Free of the widely held belief by Washington insiders that our president and Congress should look tough on defense at all costs, the council members in Gary were able to objectively look at the facts. While Bush has warned of the prospect of World War III, the council recognized what the National Intelligence Estimate (NIE) found: that Iran is at least three to eight years away, in a best-case scenario, from acquiring the technical know-how to create a nuclear weapon. Though nobody wants to see another nation in the Middle East acquire a nuclear weapon, this timeframe indicates that time is on our side for diplomacy to work. No rationale exists for a preemptive attack to take place.
The council also recognized the importance of engaging the international community and moving away from Bush's go-it-alone foreign policy. Iran stopped its weapons program precisely at the time the international inspectors of the International Atomic Energy Agency (IAEA) began their in-depth investigations. The work of the IAEA in places like Iraq and now in Iran has been effective in stopping the spread of weapons of mass destruction.
Beyond inspections, the international community is determined to continue negotiations, as those in Gary suggest. National Security Adviser Stephen Hadley concurred in a public statement on Dec. 3, saying, "The estimate offers grounds for hope that the problem can be solved diplomatically -- without the use of force -- as the administration has been trying to do."
Finally, council members note the hard reality of the U.S. position in the Middle East, where we are militarily overextended and are widely disliked. Additional saber rattling stands the chance of pushing the entire Middle East, not just Iran, into chaos. Further military conflict must be avoided at all costs.
But instead of recognizing they had made a mistake, as the NIE did in reversing its assessment from two years ago, and moving forward with a plan similar to the one proposed by the Gary City Council, Bush and the neoconservatives are choosing to bury their heads deeper in the sand.
Seeking to keep the pressure on Iran, Bush said in a press conference a day after the NIE was released, "Iran was dangerous, Iran is dangerous and Iran will be dangerous if they have the knowledge necessary to make a nuclear weapon." Challenging the conclusions of the NIE and the IAEA, Bush's press secretary, Dana Perino, argued at a press conference that "Iran could restart a weapons program and may still have one that is not known to the outside world." Hard-line Republicans in Congress have also jumped on board, questioning the truthfulness of the NIE. For example, Sen.

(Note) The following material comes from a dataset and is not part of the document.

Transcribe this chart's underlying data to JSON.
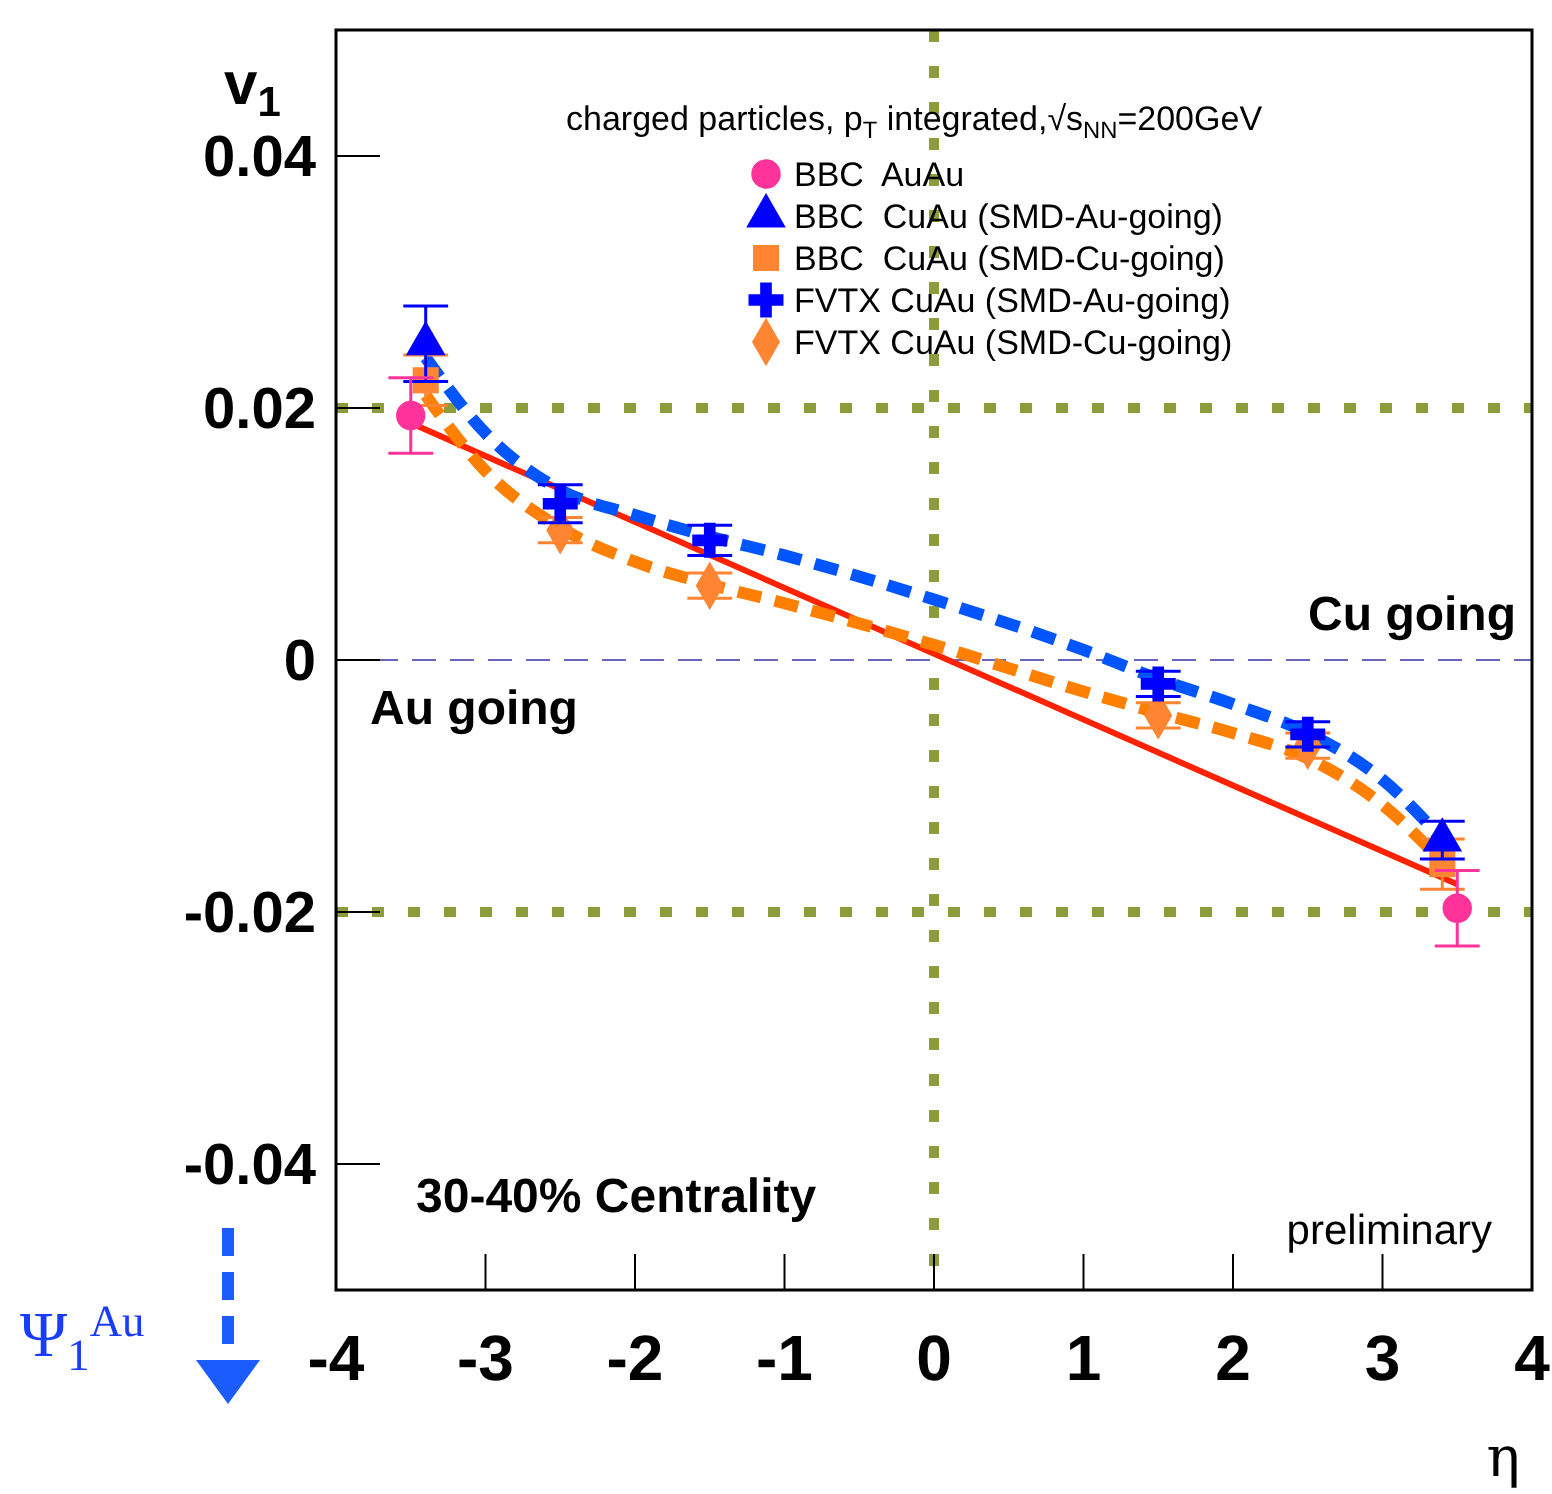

John Ensign, R-Nev., is proposing a congressional commission to investigate its conclusions.
Most of these same lawmakers had no such problems with the intelligence estimate on Iraq back in 2002 before the invasion and occupation. Indeed, Ensign's call for a congressional commission for the Iran NIE is a clear example of the very type of politicization of facts that led us to war in Iraq.
Fortunately, efforts like those in Gary may help keep lawmakers more honest in their assessment of Iran's intentions and the direction of U.S. foreign policy. Responding to the NIE, Rep. Tom Lantos, D-Calif., said, "This newest information supports what I have said all along: We need to give diplomacy with Iran more of a chance." Also echoing Gary's recommendations, Sen. Chuck Hagel, R-Neb., stated, "The United States must employ a comprehensive strategy that uses all elements of its foreign policy arsenal, in particular offering 'direct, unconditional and comprehensive talks' with Iran -- where all issues, ours and Iran's, are on the table."
With the facts from the NIE, the success of the IAEA inspections and the majority of the international community favoring continued diplomacy, it may seem like the threat of war with Iran has been avoided. But as Bush and the hard-liners push back, Gary, Ind., cannot stand alone. It's time to offer a clear alternative to war. With hundreds of other towns standing shoulder to shoulder with those from Gary, we can have that opportunity.